There I was, standing in Disneyland’s Tomorrow Land just outside Space Mountain, holding my three year old son Wyatt in my arms watching the fireworks show at the end of a perfect day.
Our cheeks were pressed together as I listened to his sweet breath and felt his beating heart against mine. With every loud pop of the fireworks he clinched his arms around me a little tighter. Just precious.
At that moment I thought to myself, I better soak this up for all it’s worth because though it seems like time is standing still, I know this moment will be over before I know it. I thought, boy how I wish, in this instance, I could stop time.
Redeem The Time
However, I knew that obviously wasn’t possible. Time marches on, and no Cher, we can’t turn it back either. But I wasn’t going to let that moment slip by without a fight. I stepped outside of myself and took a mental and emotional snapshot that I will cherish for eternity.
You see, it’s true, we can’t stop time or turn it back, but – we can redeem it. The word redeem in this sense means: To gain or regain possession of (something) in exchange for payment.
The goal is to regain the time the world tries to suck from us by prioritizing and maximizing how we spend it. Instead of time controlling our lives we must control it. This sounds simple but it’s not easy.
So now that we’ve got that straight let’s ask the question, how do we actually redeem the time?
The answer is quite simple; we take charge of how we spend our time by prioritizing our time based on what’s important. Not what’s the most fun or instantly gratifying but only what’s supremely important.
Up until a few months ago I filled my time completely with worthwhile but not necessarily important activities. I ran from one activity to another pleasing everyone in my life because I could. I really hadn’t learned to say no but more importantly I didn’t want to say no. I thought if I could contribute, I should.
What I found is that I was wearing myself thin and not being the best at what is most important to me. Now, what’s most important to me is not necessarily what’s most important to you, though I’m sure we’ll share some commonalities.
My top priority is growing in my faith through study, fellowship, quiet time and practical application. This aspect of my life also extends to teaching my faith to my children so that one day they will make it their own.
Next on my list is quality time with my family whether going to the beach, playing catch, riding bikes or doing household chores. I realize that my children are growing up fast and they’re counting on me to invest in their lives now and to also equip them for adulthood.
Like most of the modern workforce I work more than the traditional 40 hours per week. However, I like what I do and most of the time it doesn’t seem like work. Sometimes I work late, weekends or take the occasional business trip. Nothing wrong with that. Just as long as my job doesn’t become my life. If it does, then I’ve got it backwards.
On that note, I’ll even go as far as to say that if we spend more time with our co-workers than our family we should find another way to earn a living. Yes this may translate into less income but again let’s remember the theme of this post; maximizing our time is the most important thing we can do for ourselves and our loved ones. We only get one life. And when we’re drawing our last breath I doubt any of us will be reminiscing about all the wonderful business trips we took.
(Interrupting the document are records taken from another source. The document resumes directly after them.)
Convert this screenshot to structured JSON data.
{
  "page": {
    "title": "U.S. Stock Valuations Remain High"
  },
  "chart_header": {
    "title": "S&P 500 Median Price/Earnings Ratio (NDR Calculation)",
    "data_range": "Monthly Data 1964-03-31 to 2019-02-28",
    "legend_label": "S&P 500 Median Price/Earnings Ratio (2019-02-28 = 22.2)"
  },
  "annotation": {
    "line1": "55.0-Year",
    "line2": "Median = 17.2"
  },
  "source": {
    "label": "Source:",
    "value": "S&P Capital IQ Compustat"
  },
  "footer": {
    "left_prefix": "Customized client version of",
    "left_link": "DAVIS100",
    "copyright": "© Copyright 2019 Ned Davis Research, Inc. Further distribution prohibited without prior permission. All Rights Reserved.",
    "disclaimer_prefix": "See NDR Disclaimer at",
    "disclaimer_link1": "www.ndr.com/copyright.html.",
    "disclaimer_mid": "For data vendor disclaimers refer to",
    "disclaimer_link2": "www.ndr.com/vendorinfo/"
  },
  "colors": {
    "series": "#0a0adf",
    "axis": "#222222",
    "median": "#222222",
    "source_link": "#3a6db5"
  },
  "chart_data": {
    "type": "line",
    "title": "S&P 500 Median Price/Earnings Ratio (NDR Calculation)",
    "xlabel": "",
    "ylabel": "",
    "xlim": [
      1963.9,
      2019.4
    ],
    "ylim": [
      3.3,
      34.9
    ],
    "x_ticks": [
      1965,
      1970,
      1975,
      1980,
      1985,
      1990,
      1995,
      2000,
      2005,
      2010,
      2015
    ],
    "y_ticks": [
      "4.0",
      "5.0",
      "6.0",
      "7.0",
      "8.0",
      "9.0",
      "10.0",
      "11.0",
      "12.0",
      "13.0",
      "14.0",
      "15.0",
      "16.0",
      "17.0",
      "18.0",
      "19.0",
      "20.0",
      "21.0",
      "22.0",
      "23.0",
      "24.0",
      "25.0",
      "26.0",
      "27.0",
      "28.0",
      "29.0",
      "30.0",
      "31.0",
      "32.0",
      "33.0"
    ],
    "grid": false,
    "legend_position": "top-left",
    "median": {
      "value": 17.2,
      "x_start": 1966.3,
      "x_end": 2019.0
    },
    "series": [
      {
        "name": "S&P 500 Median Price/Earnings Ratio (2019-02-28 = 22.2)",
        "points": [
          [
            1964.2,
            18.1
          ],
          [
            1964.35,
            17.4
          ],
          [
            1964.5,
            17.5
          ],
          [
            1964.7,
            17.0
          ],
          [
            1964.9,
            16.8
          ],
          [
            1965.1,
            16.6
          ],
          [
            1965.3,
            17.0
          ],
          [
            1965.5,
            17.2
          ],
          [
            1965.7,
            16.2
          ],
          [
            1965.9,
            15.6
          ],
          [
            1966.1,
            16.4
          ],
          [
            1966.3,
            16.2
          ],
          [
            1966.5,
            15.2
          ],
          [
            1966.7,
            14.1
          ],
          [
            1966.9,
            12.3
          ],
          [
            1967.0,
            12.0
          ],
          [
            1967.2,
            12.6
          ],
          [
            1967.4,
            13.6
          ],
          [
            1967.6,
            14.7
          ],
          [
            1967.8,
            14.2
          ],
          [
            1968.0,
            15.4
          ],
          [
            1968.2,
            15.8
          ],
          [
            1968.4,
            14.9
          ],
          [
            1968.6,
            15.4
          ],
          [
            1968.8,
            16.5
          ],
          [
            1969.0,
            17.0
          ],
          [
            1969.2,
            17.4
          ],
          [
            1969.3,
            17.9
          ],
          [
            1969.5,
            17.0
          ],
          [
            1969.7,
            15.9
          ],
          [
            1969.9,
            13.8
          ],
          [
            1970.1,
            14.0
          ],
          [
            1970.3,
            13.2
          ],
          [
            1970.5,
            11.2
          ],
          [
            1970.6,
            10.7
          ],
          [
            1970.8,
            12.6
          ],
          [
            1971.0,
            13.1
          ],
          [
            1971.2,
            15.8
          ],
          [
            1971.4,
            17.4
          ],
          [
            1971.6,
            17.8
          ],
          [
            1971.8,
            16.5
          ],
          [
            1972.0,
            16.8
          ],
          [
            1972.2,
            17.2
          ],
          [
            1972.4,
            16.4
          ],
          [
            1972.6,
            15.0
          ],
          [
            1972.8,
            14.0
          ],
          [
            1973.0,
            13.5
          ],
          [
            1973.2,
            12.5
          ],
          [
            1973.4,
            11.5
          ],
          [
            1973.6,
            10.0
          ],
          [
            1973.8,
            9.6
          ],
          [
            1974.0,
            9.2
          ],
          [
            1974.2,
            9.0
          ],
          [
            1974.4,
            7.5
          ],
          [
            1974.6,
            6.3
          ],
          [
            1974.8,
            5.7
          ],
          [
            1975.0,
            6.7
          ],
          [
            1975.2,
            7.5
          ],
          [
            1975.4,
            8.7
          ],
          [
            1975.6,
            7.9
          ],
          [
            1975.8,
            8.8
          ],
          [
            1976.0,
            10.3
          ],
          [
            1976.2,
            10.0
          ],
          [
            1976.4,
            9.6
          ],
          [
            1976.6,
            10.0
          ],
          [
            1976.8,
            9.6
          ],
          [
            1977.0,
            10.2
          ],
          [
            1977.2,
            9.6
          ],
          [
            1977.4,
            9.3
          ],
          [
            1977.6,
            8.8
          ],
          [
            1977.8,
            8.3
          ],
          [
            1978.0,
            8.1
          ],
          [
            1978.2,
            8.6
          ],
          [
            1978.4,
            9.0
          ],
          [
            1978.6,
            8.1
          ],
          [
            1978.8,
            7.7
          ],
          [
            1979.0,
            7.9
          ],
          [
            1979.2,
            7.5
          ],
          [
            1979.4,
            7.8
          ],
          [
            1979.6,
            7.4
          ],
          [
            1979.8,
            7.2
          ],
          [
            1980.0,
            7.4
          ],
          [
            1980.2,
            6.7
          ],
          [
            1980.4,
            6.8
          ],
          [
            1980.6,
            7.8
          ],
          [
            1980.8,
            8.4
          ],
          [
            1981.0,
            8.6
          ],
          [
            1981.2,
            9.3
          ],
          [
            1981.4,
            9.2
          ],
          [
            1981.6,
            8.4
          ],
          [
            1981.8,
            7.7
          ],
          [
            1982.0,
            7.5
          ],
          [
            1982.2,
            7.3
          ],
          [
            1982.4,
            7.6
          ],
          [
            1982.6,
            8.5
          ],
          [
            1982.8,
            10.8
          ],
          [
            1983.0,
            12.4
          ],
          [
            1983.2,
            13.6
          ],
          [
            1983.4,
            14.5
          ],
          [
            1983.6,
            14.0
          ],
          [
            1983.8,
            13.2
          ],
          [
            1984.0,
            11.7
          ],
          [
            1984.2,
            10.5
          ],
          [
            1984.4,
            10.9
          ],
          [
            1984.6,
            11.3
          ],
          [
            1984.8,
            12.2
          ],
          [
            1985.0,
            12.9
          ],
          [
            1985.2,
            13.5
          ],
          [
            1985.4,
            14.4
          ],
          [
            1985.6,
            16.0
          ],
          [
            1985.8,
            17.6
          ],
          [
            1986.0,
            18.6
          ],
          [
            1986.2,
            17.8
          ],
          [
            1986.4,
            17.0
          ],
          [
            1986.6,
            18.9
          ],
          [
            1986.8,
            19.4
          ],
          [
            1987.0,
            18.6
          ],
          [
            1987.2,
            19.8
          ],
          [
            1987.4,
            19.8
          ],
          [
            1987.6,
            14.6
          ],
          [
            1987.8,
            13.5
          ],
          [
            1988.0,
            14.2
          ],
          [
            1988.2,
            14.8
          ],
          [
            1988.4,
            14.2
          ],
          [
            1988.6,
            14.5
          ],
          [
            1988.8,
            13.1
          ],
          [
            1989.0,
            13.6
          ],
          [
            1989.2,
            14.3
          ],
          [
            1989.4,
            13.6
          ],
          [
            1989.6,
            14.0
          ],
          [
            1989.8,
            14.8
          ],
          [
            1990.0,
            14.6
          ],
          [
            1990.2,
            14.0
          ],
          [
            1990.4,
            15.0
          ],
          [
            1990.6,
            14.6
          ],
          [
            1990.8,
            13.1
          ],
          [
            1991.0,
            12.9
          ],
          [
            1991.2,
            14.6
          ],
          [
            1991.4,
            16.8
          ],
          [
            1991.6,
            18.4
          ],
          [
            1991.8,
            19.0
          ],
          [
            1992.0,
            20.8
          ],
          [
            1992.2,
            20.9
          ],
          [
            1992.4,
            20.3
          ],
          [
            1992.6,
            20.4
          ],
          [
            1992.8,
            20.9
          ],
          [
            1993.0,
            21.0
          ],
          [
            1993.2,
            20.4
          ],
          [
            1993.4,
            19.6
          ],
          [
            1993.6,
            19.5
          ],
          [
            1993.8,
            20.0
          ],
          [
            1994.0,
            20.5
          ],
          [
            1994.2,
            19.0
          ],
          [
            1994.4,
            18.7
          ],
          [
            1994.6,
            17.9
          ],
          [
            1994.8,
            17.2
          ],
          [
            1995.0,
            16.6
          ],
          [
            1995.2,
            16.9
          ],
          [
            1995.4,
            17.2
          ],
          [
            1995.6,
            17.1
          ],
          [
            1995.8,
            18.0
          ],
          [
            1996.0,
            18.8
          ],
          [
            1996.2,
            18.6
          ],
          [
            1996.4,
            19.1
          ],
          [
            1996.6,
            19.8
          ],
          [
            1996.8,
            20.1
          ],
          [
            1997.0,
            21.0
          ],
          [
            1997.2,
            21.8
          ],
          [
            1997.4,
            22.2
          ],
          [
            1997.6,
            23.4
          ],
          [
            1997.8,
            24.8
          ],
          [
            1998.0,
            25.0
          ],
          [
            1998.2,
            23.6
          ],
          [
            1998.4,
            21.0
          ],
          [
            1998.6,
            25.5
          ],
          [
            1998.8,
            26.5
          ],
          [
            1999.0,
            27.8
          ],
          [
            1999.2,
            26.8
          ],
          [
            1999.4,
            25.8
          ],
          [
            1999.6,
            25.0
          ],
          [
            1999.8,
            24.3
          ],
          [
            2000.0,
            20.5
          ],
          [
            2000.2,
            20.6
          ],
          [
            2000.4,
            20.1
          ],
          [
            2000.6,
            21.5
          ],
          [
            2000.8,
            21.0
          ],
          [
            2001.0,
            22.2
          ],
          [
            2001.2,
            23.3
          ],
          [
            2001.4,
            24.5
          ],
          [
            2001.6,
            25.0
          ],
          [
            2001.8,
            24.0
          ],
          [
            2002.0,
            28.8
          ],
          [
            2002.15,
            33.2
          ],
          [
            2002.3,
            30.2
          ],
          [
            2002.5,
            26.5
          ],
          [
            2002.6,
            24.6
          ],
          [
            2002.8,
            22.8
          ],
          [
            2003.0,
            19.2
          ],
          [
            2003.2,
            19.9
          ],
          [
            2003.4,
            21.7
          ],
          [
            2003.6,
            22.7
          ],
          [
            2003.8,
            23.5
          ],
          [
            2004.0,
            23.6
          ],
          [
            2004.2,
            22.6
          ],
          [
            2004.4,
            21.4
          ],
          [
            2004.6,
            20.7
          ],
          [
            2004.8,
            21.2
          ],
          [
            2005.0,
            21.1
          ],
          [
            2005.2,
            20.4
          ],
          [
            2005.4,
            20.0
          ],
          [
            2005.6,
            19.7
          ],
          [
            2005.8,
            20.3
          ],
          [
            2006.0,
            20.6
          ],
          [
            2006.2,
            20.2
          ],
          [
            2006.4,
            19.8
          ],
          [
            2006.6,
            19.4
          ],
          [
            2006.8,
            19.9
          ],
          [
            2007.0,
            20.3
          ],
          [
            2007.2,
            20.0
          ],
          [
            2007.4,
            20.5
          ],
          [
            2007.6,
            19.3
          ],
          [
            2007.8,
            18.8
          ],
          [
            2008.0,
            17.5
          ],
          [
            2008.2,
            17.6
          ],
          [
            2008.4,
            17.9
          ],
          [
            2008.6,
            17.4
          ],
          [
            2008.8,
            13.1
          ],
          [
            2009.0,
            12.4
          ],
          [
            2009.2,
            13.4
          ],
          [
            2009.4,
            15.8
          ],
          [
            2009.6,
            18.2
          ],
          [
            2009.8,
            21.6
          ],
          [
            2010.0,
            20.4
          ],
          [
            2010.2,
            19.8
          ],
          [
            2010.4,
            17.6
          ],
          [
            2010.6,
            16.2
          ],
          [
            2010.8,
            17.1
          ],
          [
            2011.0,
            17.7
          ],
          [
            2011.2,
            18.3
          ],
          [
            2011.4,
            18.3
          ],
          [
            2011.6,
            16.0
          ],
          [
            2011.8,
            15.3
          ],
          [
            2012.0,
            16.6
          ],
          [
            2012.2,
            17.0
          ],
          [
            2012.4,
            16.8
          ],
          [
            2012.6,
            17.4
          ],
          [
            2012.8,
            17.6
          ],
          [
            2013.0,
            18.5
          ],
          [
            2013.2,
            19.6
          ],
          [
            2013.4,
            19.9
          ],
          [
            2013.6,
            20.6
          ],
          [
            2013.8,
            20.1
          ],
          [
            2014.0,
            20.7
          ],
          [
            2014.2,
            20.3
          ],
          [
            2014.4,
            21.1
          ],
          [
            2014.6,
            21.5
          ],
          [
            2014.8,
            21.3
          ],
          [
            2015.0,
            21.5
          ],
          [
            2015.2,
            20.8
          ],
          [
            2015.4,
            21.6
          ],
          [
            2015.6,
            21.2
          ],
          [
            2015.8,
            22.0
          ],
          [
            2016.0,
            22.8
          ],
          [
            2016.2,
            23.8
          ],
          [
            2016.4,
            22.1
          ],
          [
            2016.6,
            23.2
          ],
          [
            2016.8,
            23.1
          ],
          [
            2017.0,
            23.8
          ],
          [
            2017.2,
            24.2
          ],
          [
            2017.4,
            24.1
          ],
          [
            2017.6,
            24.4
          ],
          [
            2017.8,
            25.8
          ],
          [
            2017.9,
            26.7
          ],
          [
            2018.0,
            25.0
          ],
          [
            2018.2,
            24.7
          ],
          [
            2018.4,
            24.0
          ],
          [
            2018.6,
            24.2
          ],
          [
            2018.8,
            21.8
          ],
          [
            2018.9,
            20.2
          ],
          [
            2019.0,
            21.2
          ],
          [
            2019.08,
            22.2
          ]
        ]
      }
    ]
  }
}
Next I’ll address my responsibilities at church and in my community. I understand that I have an ecclesiastical duty to my church family and a civic duty to the community in which I live. But instead of being all things to all people I now only contribute what only I can contribute.
In other words, if someone else can contribute in an specific area, I’m okay with not contributing – even if I’m able. I’ve learned to limit my contribution in non-family activities. This has been a good thing. When my children are grown maybe then I can put a few more things back on my plate.
Just Say No
I say no most of the time to…
- Golf outings
- Boy’s nights out
- Excessive exercise
- Trivial semi-competitive games (Including video games – don’t get me started)
- Road trips without the family
- Many unknown activities that will come to me later but not in time for this post
You Can Do It!
I think you get the picture. Now, do this for yourself.
Prioritize your time without delay and I promise you will not regret it. You might even be thankful many years from now when you think of all the wonderful moments you created because you said yes to what was most important and no to what wasn’t.
What do you think? Possible, not possible? What moment in your life do you wish you had the power to push the pause button?